The question whether, and if so how far, the State regulations remain in force is a very difficult one. The State legislature has power to deal with public health, and even with quarantine, except so far as is inconsistent with Federal law. State and Federal laws are inconsistent, in my opinion, not only where there is an absolute repugnancy, so that it is impossible to obey both-as where the one requires something to be done which the other forbids-but also where the two cannot reasonably stand together. Thus the State laws regulating the liability of ships to quarantine, and the performance of quarantine, are inconsistent with the Federal law; it is inconceivable that the Federal Parliament intended that a ship given pratique under the Commonwealth law should be liable to State quarantine, or that a ship should perform Federal and State quarantine together.
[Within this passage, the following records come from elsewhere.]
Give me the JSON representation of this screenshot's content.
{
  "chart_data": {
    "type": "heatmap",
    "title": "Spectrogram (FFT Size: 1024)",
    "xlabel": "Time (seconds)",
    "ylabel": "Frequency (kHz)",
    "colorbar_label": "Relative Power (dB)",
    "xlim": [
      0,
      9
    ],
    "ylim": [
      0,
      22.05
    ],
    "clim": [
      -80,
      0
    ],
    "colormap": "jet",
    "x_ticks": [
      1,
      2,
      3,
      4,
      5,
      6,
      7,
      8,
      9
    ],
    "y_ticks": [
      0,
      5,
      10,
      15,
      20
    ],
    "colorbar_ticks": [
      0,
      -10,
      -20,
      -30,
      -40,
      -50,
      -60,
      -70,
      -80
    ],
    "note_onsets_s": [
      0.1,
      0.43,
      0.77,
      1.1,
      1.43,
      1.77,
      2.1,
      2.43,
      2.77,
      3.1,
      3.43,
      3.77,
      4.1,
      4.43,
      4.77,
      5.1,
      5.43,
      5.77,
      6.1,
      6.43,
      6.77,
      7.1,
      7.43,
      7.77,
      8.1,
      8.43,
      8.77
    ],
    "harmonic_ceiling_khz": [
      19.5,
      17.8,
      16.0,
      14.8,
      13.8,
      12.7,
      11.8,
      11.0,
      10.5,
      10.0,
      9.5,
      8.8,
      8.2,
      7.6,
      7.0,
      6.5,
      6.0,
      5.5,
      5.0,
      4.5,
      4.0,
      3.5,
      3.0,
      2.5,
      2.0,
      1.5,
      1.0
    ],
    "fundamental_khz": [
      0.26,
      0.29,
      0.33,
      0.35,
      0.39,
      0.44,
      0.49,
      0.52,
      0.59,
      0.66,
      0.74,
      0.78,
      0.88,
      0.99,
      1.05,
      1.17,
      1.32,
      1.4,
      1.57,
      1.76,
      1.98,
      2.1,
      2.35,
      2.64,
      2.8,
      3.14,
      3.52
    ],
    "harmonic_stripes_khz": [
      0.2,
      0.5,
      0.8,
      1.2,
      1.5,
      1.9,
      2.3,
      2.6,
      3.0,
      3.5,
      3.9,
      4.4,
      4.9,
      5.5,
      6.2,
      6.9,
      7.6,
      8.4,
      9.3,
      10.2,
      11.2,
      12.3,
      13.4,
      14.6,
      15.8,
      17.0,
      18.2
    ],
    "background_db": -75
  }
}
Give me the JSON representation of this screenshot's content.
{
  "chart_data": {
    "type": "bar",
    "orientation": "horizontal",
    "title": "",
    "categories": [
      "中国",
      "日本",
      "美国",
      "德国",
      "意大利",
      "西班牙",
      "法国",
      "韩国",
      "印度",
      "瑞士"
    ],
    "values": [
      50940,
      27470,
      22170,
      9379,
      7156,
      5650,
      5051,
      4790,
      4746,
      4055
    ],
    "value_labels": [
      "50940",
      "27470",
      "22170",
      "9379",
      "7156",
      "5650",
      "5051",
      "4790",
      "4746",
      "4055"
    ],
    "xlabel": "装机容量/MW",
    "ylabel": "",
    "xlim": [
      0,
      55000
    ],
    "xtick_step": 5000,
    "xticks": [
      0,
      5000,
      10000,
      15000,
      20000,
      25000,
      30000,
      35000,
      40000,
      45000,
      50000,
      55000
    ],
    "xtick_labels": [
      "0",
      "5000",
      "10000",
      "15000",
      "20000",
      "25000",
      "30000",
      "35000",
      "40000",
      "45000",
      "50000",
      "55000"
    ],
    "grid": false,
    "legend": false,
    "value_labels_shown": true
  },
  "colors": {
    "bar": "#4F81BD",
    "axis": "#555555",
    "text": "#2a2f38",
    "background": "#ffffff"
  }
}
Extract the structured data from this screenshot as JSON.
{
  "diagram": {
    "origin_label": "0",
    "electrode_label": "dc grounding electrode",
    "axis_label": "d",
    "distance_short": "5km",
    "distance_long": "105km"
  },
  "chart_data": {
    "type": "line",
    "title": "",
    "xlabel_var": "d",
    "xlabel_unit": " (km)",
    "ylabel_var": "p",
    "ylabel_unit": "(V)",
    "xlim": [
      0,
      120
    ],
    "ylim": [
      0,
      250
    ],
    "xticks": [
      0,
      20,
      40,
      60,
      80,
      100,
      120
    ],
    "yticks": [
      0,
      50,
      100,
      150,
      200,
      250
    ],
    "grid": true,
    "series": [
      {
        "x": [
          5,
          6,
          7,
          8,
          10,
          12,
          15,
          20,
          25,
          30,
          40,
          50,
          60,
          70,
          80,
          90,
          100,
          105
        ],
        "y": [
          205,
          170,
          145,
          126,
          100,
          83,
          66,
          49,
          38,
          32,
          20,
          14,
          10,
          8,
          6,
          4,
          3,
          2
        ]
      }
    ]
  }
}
On the other hand, it is not so inconceivable that the Commonwealth Parliament may not have meant that the precautions which the Governor-General might prescribe against the egress of rats should be the only precautions which should be taken; or that in the absence of regulations under the Commonwealth Act the State regulations for that purpose might continue in force; or that in addition to Federal regulations the State might make regulations providing additional precautions to protect their wharfs, etc. from invasion of rats from ships.
On the whole, I incline to the opinion that so far as the State regulations cover the same ground as the Commonwealth regulations, they are superseded; but that where the State regulations provide additional precautions-e.g. rat guards on hawsers, and night-watchmen-they are not strictly speaking inconsistent with Federal law and therefore remain in force. But in the absence of authoritative judicial decision the extent of the inconsistency is open to much doubt.